Tuesday, 28 January 2014

Nigeria: U.S.$10.8 Billion - Leadership Faults Auditor-General's Reply

In its determined effort to uncover the truth over the non-repatriation of crude oil revenue by the Nigerian National Petroleum Corporation (NNPC) to the federation account as claimed by the governor of the Central Bank of Nigeria (CBN), Sanusi Lamido Sanusi, LEADERSHIP has again written to the auditor-general of the federation (AuGF), Mr Samuel Ukura, for copies of the external auditor's report in his possession on audited accounts of the NNPC in the last five years (2009 to 2013).
LEADERSHIP had written to the AuGF over audited accounts of the NNPC in his possession, but he replied that his office does not audit NNPC's accounts in line with Section 85 (3) of the 1999 Constitution (as amended). He, however, claimed that he could provide a list of qualified external auditors from which NNPC and other statutory corporations, commissions and bodies created by an Act of the National Assembly shall appoint their external auditors.
Ukura disclosed that his office faces "professional and ethical threats" in discharging its constitutional role of "carrying out the vetting and periodic checks of the accounts of government statutory corporations, commissions etc including the NNPC operations".
But, apart from the reports of NNPC's external auditors in AuGF's possession, LEADERSHIP is requesting the reports of the last five periodic checks of the NNPC accounts conducted by the AuGF in accordance with Section 85 (4) of the 1999 Constitution and the last five external auditors that submitted to him reports of the audited accounts of NNPC. The request made by LEADERSHIP is anchored on the Freedom of Information (FOI) Act, 2011.

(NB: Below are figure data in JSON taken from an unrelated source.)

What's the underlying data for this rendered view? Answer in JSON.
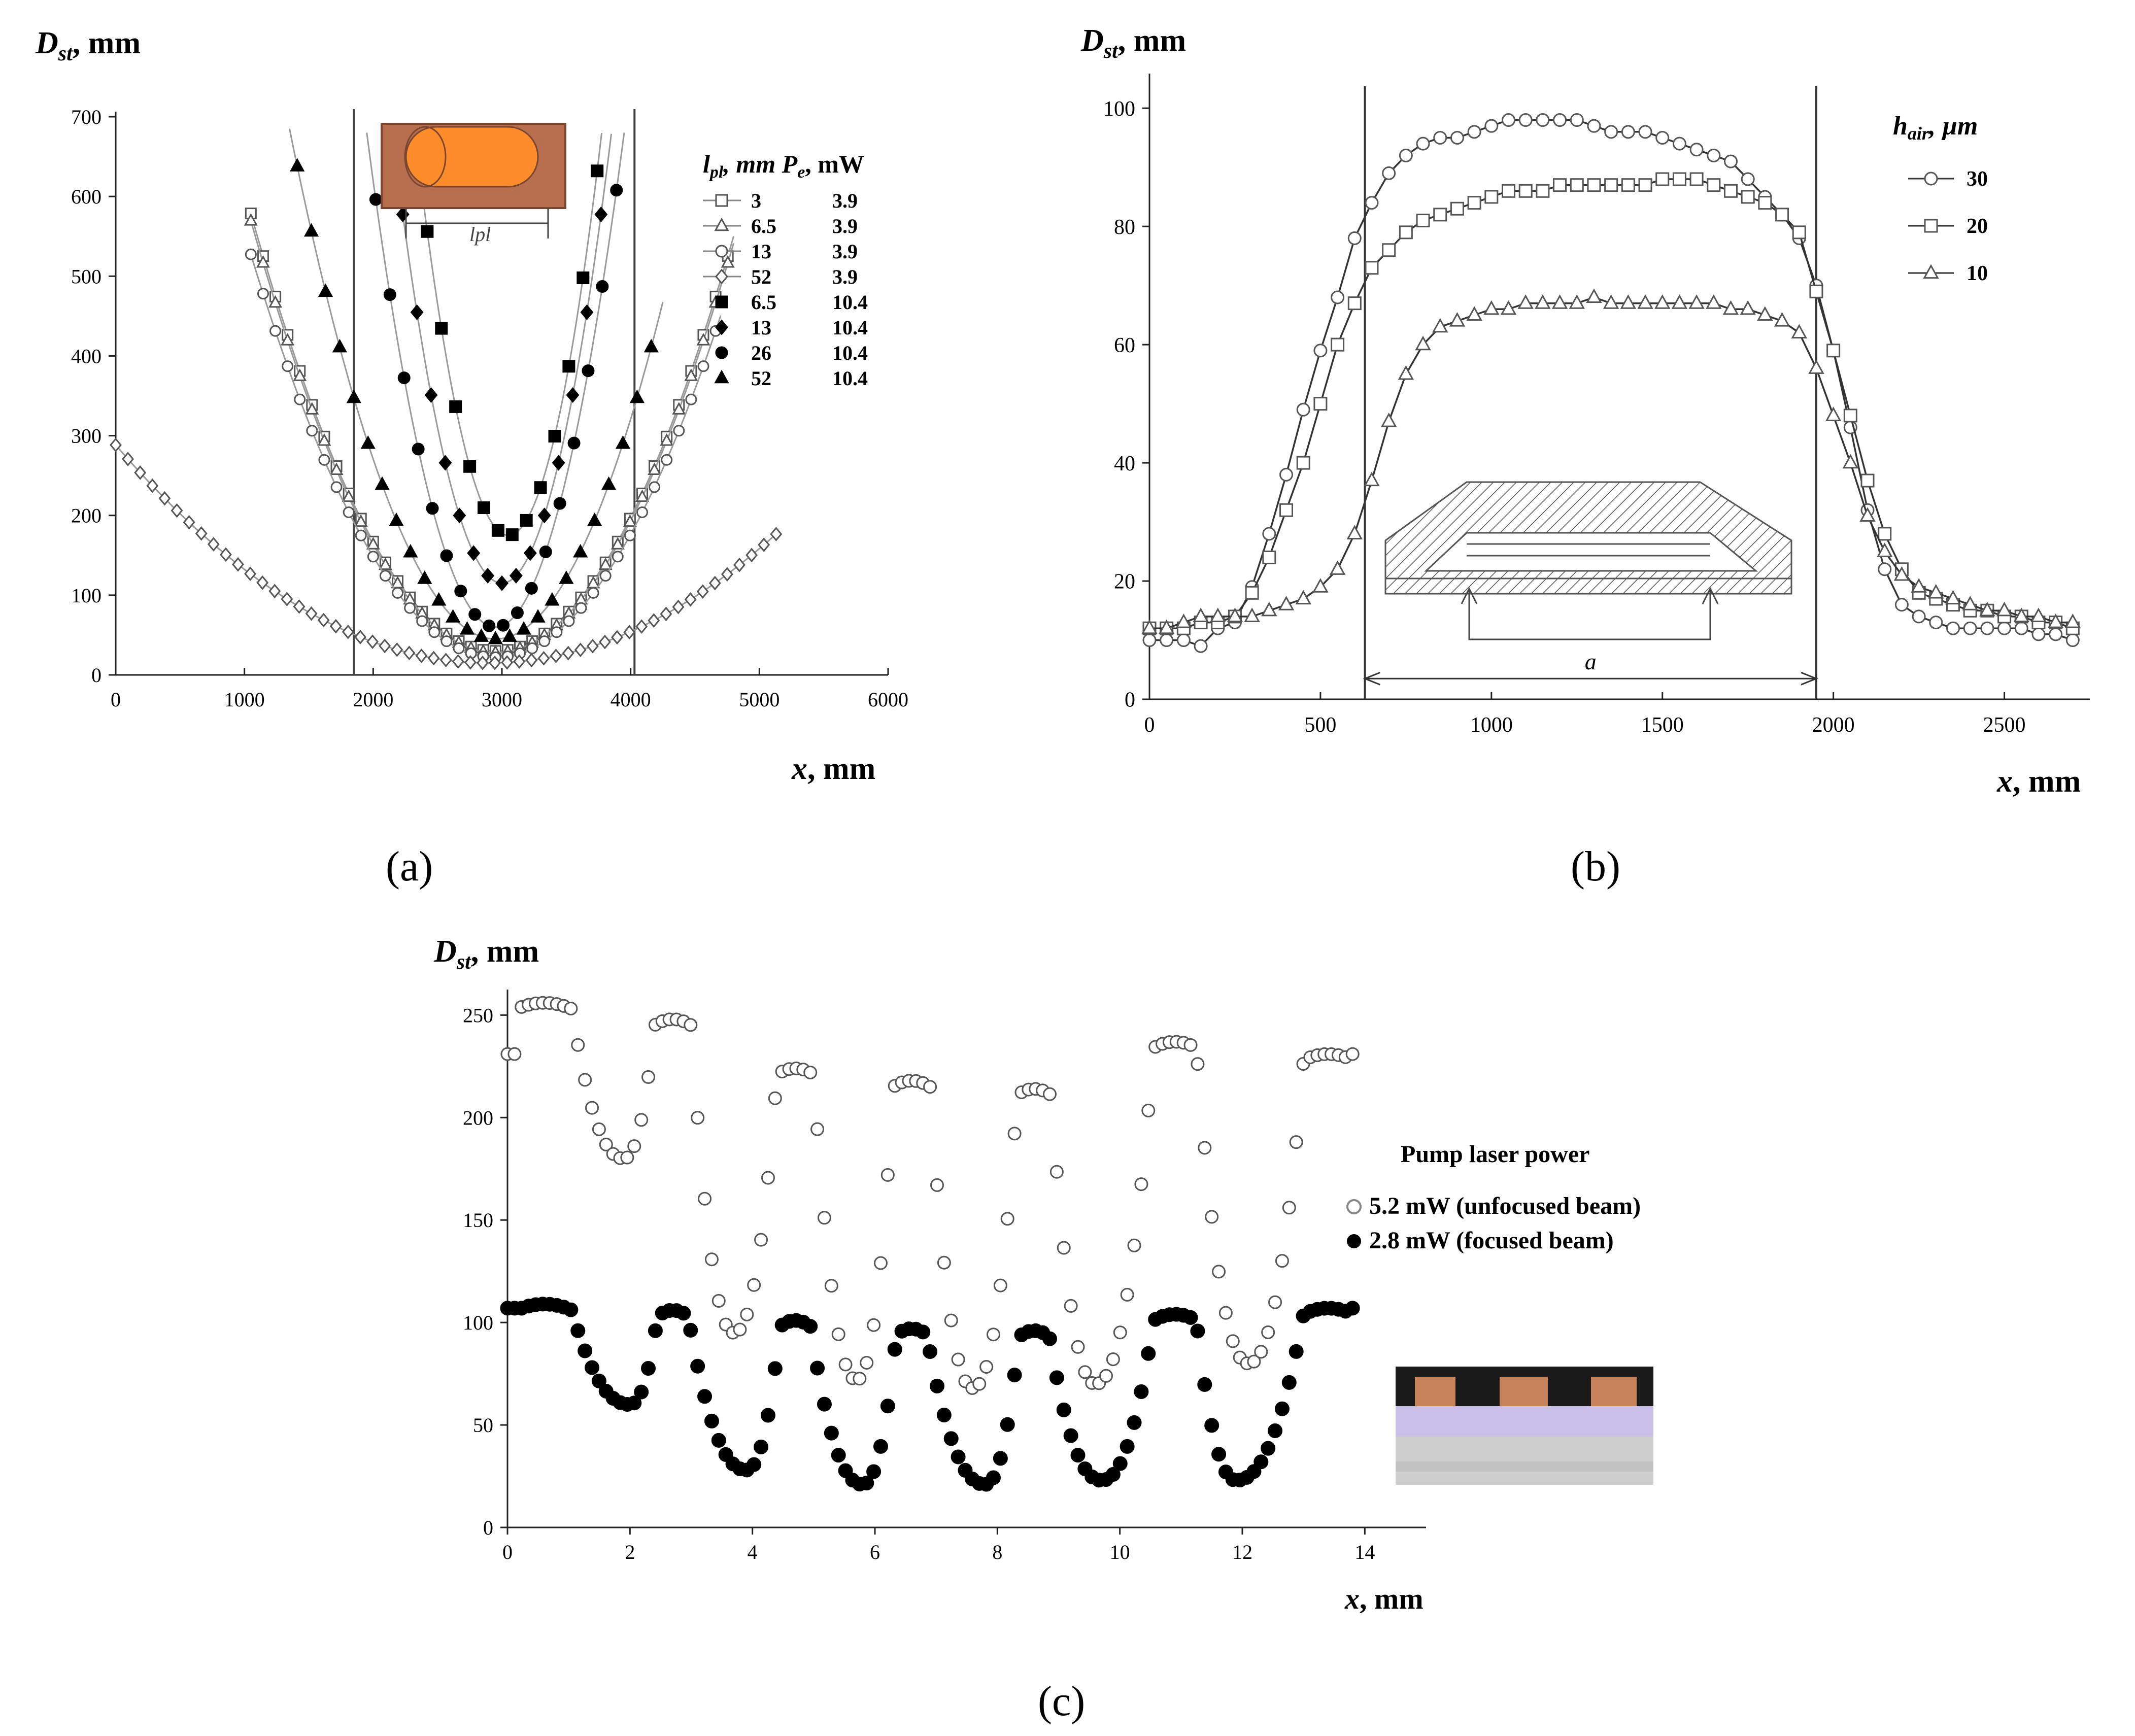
{
  "figure": {
    "panel_labels": [
      "(a)",
      "(b)",
      "(c)"
    ]
  },
  "chart_data": [
    {
      "panel": "a",
      "type": "scatter",
      "ylabel_main": "D",
      "ylabel_sub": "st",
      "ylabel_tail": ", mm",
      "xlabel_var": "x",
      "xlabel_tail": ", mm",
      "xlim": [
        0,
        6000
      ],
      "ylim": [
        0,
        700
      ],
      "xticks": [
        0,
        1000,
        2000,
        3000,
        4000,
        5000,
        6000
      ],
      "yticks": [
        0,
        100,
        200,
        300,
        400,
        500,
        600,
        700
      ],
      "vlines": [
        1850,
        4030
      ],
      "legend_header": [
        "l",
        "pl",
        ", mm P",
        "e",
        ", mW"
      ],
      "inset_label": "lpl",
      "series": [
        {
          "l_pl": "3",
          "P_e": "3.9",
          "marker": "open-square",
          "center": 2950,
          "min": 30,
          "a": 0.000152,
          "xrange": [
            1050,
            4800
          ]
        },
        {
          "l_pl": "6.5",
          "P_e": "3.9",
          "marker": "open-triangle",
          "center": 2950,
          "min": 28,
          "a": 0.00015,
          "xrange": [
            1050,
            4800
          ]
        },
        {
          "l_pl": "13",
          "P_e": "3.9",
          "marker": "open-circle",
          "center": 2950,
          "min": 22,
          "a": 0.00014,
          "xrange": [
            1050,
            4700
          ]
        },
        {
          "l_pl": "52",
          "P_e": "3.9",
          "marker": "open-diamond",
          "center": 2900,
          "min": 15,
          "a": 3.25e-05,
          "xrange": [
            0,
            5150
          ]
        },
        {
          "l_pl": "6.5",
          "P_e": "10.4",
          "marker": "filled-square",
          "center": 3050,
          "min": 175,
          "a": 0.00096,
          "xrange": [
            2200,
            4000
          ]
        },
        {
          "l_pl": "13",
          "P_e": "10.4",
          "marker": "filled-diamond",
          "center": 3000,
          "min": 115,
          "a": 0.00078,
          "xrange": [
            1900,
            4100
          ]
        },
        {
          "l_pl": "26",
          "P_e": "10.4",
          "marker": "filled-circle",
          "center": 2950,
          "min": 60,
          "a": 0.00062,
          "xrange": [
            1800,
            4150
          ]
        },
        {
          "l_pl": "52",
          "P_e": "10.4",
          "marker": "filled-triangle",
          "center": 2950,
          "min": 45,
          "a": 0.00025,
          "xrange": [
            1300,
            4250
          ]
        }
      ]
    },
    {
      "panel": "b",
      "type": "line",
      "ylabel_main": "D",
      "ylabel_sub": "st",
      "ylabel_tail": ", mm",
      "xlabel_var": "x",
      "xlabel_tail": ", mm",
      "xlim": [
        0,
        2750
      ],
      "ylim": [
        0,
        105
      ],
      "xticks": [
        0,
        500,
        1000,
        1500,
        2000,
        2500
      ],
      "yticks": [
        0,
        20,
        40,
        60,
        80,
        100
      ],
      "vlines": [
        630,
        1950
      ],
      "legend_title_main": "h",
      "legend_title_sub": "air",
      "legend_title_tail": ", µm",
      "inset_label": "a",
      "series": [
        {
          "name": "30",
          "marker": "open-circle",
          "x": [
            0,
            50,
            100,
            150,
            200,
            250,
            300,
            350,
            400,
            450,
            500,
            550,
            600,
            650,
            700,
            750,
            800,
            850,
            900,
            950,
            1000,
            1050,
            1100,
            1150,
            1200,
            1250,
            1300,
            1350,
            1400,
            1450,
            1500,
            1550,
            1600,
            1650,
            1700,
            1750,
            1800,
            1850,
            1900,
            1950,
            2000,
            2050,
            2100,
            2150,
            2200,
            2250,
            2300,
            2350,
            2400,
            2450,
            2500,
            2550,
            2600,
            2650,
            2700
          ],
          "y": [
            10,
            10,
            10,
            9,
            12,
            13,
            19,
            28,
            38,
            49,
            59,
            68,
            78,
            84,
            89,
            92,
            94,
            95,
            95,
            96,
            97,
            98,
            98,
            98,
            98,
            98,
            97,
            96,
            96,
            96,
            95,
            94,
            93,
            92,
            91,
            88,
            85,
            82,
            78,
            70,
            59,
            46,
            32,
            22,
            16,
            14,
            13,
            12,
            12,
            12,
            12,
            12,
            11,
            11,
            10
          ]
        },
        {
          "name": "20",
          "marker": "open-square",
          "x": [
            0,
            50,
            100,
            150,
            200,
            250,
            300,
            350,
            400,
            450,
            500,
            550,
            600,
            650,
            700,
            750,
            800,
            850,
            900,
            950,
            1000,
            1050,
            1100,
            1150,
            1200,
            1250,
            1300,
            1350,
            1400,
            1450,
            1500,
            1550,
            1600,
            1650,
            1700,
            1750,
            1800,
            1850,
            1900,
            1950,
            2000,
            2050,
            2100,
            2150,
            2200,
            2250,
            2300,
            2350,
            2400,
            2450,
            2500,
            2550,
            2600,
            2650,
            2700
          ],
          "y": [
            12,
            12,
            12,
            13,
            13,
            14,
            18,
            24,
            32,
            40,
            50,
            60,
            67,
            73,
            76,
            79,
            81,
            82,
            83,
            84,
            85,
            86,
            86,
            86,
            87,
            87,
            87,
            87,
            87,
            87,
            88,
            88,
            88,
            87,
            86,
            85,
            84,
            82,
            79,
            69,
            59,
            48,
            37,
            28,
            22,
            18,
            17,
            16,
            15,
            15,
            14,
            14,
            13,
            13,
            12
          ]
        },
        {
          "name": "10",
          "marker": "open-triangle",
          "x": [
            0,
            50,
            100,
            150,
            200,
            250,
            300,
            350,
            400,
            450,
            500,
            550,
            600,
            650,
            700,
            750,
            800,
            850,
            900,
            950,
            1000,
            1050,
            1100,
            1150,
            1200,
            1250,
            1300,
            1350,
            1400,
            1450,
            1500,
            1550,
            1600,
            1650,
            1700,
            1750,
            1800,
            1850,
            1900,
            1950,
            2000,
            2050,
            2100,
            2150,
            2200,
            2250,
            2300,
            2350,
            2400,
            2450,
            2500,
            2550,
            2600,
            2650,
            2700
          ],
          "y": [
            12,
            12,
            13,
            14,
            14,
            14,
            14,
            15,
            16,
            17,
            19,
            22,
            28,
            37,
            47,
            55,
            60,
            63,
            64,
            65,
            66,
            66,
            67,
            67,
            67,
            67,
            68,
            67,
            67,
            67,
            67,
            67,
            67,
            67,
            66,
            66,
            65,
            64,
            62,
            56,
            48,
            40,
            31,
            25,
            21,
            19,
            18,
            17,
            16,
            15,
            15,
            14,
            14,
            13,
            13
          ]
        }
      ]
    },
    {
      "panel": "c",
      "type": "scatter",
      "ylabel_main": "D",
      "ylabel_sub": "st",
      "ylabel_tail": ", mm",
      "xlabel_var": "x",
      "xlabel_tail": ", mm",
      "xlim": [
        0,
        15
      ],
      "ylim": [
        0,
        260
      ],
      "xticks": [
        0,
        2,
        4,
        6,
        8,
        10,
        12,
        14
      ],
      "yticks": [
        0,
        50,
        100,
        150,
        200,
        250
      ],
      "legend_title": "Pump laser power",
      "series": [
        {
          "name": "5.2 mW (unfocused beam)",
          "marker": "open-circle",
          "peaks": [
            [
              0.6,
              256,
              0.9
            ],
            [
              2.7,
              248,
              0.6
            ],
            [
              4.7,
              224,
              0.6
            ],
            [
              6.6,
              218,
              0.6
            ],
            [
              8.6,
              214,
              0.55
            ],
            [
              10.9,
              237,
              0.7
            ],
            [
              13.4,
              231,
              0.8
            ]
          ],
          "valleys": [
            [
              1.9,
              180
            ],
            [
              3.7,
              95
            ],
            [
              5.7,
              72
            ],
            [
              7.6,
              68
            ],
            [
              9.6,
              70
            ],
            [
              12.1,
              80
            ]
          ]
        },
        {
          "name": "2.8 mW (focused beam)",
          "marker": "filled-circle",
          "peaks": [
            [
              0.6,
              109,
              0.9
            ],
            [
              2.7,
              106,
              0.5
            ],
            [
              4.7,
              101,
              0.5
            ],
            [
              6.6,
              97,
              0.5
            ],
            [
              8.6,
              96,
              0.5
            ],
            [
              10.9,
              104,
              0.7
            ],
            [
              13.4,
              107,
              0.8
            ]
          ],
          "valleys": [
            [
              2.0,
              60
            ],
            [
              3.9,
              28
            ],
            [
              5.8,
              21
            ],
            [
              7.8,
              21
            ],
            [
              9.7,
              23
            ],
            [
              11.9,
              23
            ]
          ]
        }
      ]
    }
  ],
  "colors": {
    "inset_bg": "#b86f4f",
    "inset_cyl": "#ff8c2a",
    "layer_top": "#1a1a1a",
    "layer_copper": "#c8835d",
    "layer_lilac": "#c9bfe8",
    "layer_gray": "#cfcfcf"
  }
}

Also, LEADERSHIP had written to the NNPC, CBN and the National Assembly requesting relevant information from these institutions that would help ascertain the correct position on the repatriation or non-repatriation of crude oil sales by NNPC to the federation account.
So far, none of the institutions has replied LEADERSHIP's request made over a month ago. The development is contrary to the provision of the FOI Act, 2011, which says in its Section 4 (a) that any public institution that receives an application for information has seven days to respond but can seek an extension not exceeding seven days, if it transfers the request to another public institution or the volume of document requested is large and extra time is needed to gather it. So far, NNPC, CBN and NASS have exceeded the legally required timeframe to respond and they have not consulted LEADERSHIP on how to respond to its request as specified by law.
Sanusi had in a letter dated September 25, 2013, drawn the attention of President Goodluck Jonathan to the "Non-repatriation to the Federation Account by the Nigerian National Petroleum Corporation (NNPC) of $49.8billion representing 76% of the value of crude oil lifting in 2012 and 2013". In the private letter, which later found its way into the public sphere, Sanusi told Jonathan that out of 594,024,107 barrels of crude valued at $65,332,350,514.57 lifted between January 2012 and July 2013, only $15,528,410,098.77, representing 24 per cent of the value, was remitted to the Federation Account by the NNPC, leaving $49.804 billion or 76 per cent of the value of oil lifted in the same period yet to be accounted for. NNPC's action, Sanusi said, "constitutes not only a violation of constitutional provisions but also of both the Foreign Exchange (Monitoring and Miscellaneous Provisions) Act No. 17 of 1995 and the Pre-Shipment Inspection of Exports Act No. 10 of 1996".
However, NNPC denied Sanusi's accusations. First, it accused Sanusi of playing politics over the issue and said he lacked knowledge of the "workings of the oil and gas industry and the modality for remitting crude oil sales revenue into the Federation Account".
NNPC spokesman Omar Farouk Ibrahim said the 24 per cent of total crude oil revenue receipts which Sanusi is reported to have acknowledged that NNPC remitted represents the proceeds from the equity lifting which NNPC is directly responsible for. The alleged unremitted 76 per cent was paid to the agencies that are statutorily empowered to receive them for onward remittance into the Federation Account.
Later, in a reconciliation meeting with the coordinating minister for the economy and minister of finance, Ngozi Okonjo-Iweala, and representatives of CBN, NNPC, Department of Petroleum Resources (DPR), the Federal Inland Revenue Service (FIRS), the Office of the Accountant General of the Federation, the Budget Office of the Federation, and the ministries of Finance and Petroleum Resources, the amount of $10.8 billion (about N1.74trillion), being revenue shortfall recorded between January 2012 and July 2013 for domestic crude receipts, could not be reconciled. Weeks later, NNPC said the amount was part of the subsidy payments and security for oil installations.
Not satisfied with the responses and reconciliations, LEADERSHIP has continued to push for the true picture of the issue in fulfilment of its constitutional role as a media organisation as enshrined in Section 22 of Chapter 2 of the 1999 Constitution of the Federal Republic of Nigeria (as amended).